They are shrouded by a diamond, like a mast, to limit their slackness (just like masts). The lower shroud (diameter 12 millimeters) limit the load when the float is in the water, while the upper shroud (diameter 8 millimeters) limit the load when the float is outside water.


Float binding

A welded tubular assembly, in galvanized steel, with electrostatic paint, links the beams to the float. Some axles in stainless stell (diameter 27 millimeters), alvaged from a scrap metal yard (old industrial washing machines with polyamide rings), llow a rotation of the float from front towards the back.

Indeed, when the float's stem hits a vawe, the float can go back 2 or 3 centimeters (about one inch) on a longitudinal axle. This play is limited by sling knots tied on turnbukle.

Advantages: flexibility of the whole, limit the torsion of the beams in a big waves' sea.
The cross-section of the float is V-shaped, to prevent loading the beams when the float falls down brutaly onto the water (it goes down into the water much more than a flat bottomed float).

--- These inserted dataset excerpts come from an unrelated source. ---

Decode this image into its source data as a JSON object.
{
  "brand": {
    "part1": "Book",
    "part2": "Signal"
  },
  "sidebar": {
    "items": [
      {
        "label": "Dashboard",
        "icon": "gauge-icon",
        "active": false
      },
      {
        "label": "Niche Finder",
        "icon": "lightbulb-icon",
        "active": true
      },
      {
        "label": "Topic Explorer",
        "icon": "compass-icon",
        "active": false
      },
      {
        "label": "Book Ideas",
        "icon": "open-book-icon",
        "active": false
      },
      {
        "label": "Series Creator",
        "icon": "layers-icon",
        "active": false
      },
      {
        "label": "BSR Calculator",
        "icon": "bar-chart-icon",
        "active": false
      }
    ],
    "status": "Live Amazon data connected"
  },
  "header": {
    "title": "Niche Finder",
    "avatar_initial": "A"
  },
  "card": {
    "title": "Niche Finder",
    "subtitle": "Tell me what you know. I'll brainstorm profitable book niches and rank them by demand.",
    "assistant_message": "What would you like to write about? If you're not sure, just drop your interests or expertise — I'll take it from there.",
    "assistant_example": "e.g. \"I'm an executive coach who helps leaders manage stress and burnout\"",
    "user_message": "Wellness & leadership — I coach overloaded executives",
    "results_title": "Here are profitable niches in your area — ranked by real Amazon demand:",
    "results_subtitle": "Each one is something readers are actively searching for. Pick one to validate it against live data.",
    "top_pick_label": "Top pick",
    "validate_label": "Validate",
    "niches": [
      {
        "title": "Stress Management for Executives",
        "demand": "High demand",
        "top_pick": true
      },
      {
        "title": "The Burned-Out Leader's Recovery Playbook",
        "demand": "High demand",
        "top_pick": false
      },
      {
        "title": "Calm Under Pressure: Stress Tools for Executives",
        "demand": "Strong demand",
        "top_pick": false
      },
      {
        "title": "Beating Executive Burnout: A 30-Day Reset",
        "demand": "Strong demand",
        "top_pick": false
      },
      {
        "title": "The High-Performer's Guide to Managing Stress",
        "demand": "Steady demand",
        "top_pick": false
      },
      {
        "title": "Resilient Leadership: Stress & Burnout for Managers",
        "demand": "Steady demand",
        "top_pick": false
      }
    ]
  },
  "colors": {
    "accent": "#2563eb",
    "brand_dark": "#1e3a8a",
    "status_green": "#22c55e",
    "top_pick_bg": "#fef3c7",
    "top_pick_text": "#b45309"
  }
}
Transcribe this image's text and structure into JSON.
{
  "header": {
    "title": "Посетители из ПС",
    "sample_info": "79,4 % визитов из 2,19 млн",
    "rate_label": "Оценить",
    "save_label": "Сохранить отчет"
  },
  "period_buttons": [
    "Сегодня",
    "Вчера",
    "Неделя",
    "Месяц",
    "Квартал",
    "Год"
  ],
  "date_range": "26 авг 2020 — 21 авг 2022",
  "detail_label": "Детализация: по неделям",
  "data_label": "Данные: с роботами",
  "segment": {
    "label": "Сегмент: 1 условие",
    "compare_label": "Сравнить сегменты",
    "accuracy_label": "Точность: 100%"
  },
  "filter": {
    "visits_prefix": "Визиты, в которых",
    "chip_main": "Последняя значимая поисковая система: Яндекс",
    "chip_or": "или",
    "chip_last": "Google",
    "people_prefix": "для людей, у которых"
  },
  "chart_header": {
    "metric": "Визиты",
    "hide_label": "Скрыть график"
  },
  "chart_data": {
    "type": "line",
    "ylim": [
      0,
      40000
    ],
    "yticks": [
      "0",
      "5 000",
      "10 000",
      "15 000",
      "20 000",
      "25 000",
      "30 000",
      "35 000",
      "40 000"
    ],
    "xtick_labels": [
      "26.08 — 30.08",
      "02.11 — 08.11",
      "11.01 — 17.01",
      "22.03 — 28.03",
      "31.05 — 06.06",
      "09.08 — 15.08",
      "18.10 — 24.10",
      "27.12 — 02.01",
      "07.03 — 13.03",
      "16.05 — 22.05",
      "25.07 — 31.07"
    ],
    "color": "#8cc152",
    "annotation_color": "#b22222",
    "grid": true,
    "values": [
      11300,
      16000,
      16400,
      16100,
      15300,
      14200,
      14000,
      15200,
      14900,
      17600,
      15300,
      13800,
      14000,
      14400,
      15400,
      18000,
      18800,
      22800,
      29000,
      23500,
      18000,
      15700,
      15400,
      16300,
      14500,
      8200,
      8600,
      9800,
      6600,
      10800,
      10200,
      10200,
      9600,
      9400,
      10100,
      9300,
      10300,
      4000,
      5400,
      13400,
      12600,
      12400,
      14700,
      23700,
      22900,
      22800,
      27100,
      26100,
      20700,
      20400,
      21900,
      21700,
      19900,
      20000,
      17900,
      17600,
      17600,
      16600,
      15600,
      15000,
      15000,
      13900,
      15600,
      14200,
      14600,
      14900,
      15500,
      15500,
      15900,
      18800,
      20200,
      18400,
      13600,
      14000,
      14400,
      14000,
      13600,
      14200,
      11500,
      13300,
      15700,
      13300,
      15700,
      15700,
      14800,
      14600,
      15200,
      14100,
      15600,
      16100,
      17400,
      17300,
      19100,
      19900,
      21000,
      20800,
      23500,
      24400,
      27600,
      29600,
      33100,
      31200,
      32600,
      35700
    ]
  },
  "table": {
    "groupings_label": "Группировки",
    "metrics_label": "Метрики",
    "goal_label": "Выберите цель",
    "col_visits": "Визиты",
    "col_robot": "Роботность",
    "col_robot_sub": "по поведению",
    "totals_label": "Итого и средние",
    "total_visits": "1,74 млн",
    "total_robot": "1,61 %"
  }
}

This modfifies little the performances of the proa, because the float is counter-balanced. The drag is slightly increased.


Self-draining airlocks

2 doors allow to access the inside of the proa. A vawe can enter the airlock
when the first sliding door is open (some evacuation holes are foreseen in
this case) or when a vawe hit the floor (the automobile inner tubes flex, and
so limit the water intake).


Bridgedeck

Tillers must be dismantled when tacking, because they are 1.90 meters long (slightly more than 6 feet long), and would touch the masts during the rotation. A very short tiller serves for quick tacking, in cramped areas. Transmission is done by rope on pie slices, easily accessible and repairable in case of trouble.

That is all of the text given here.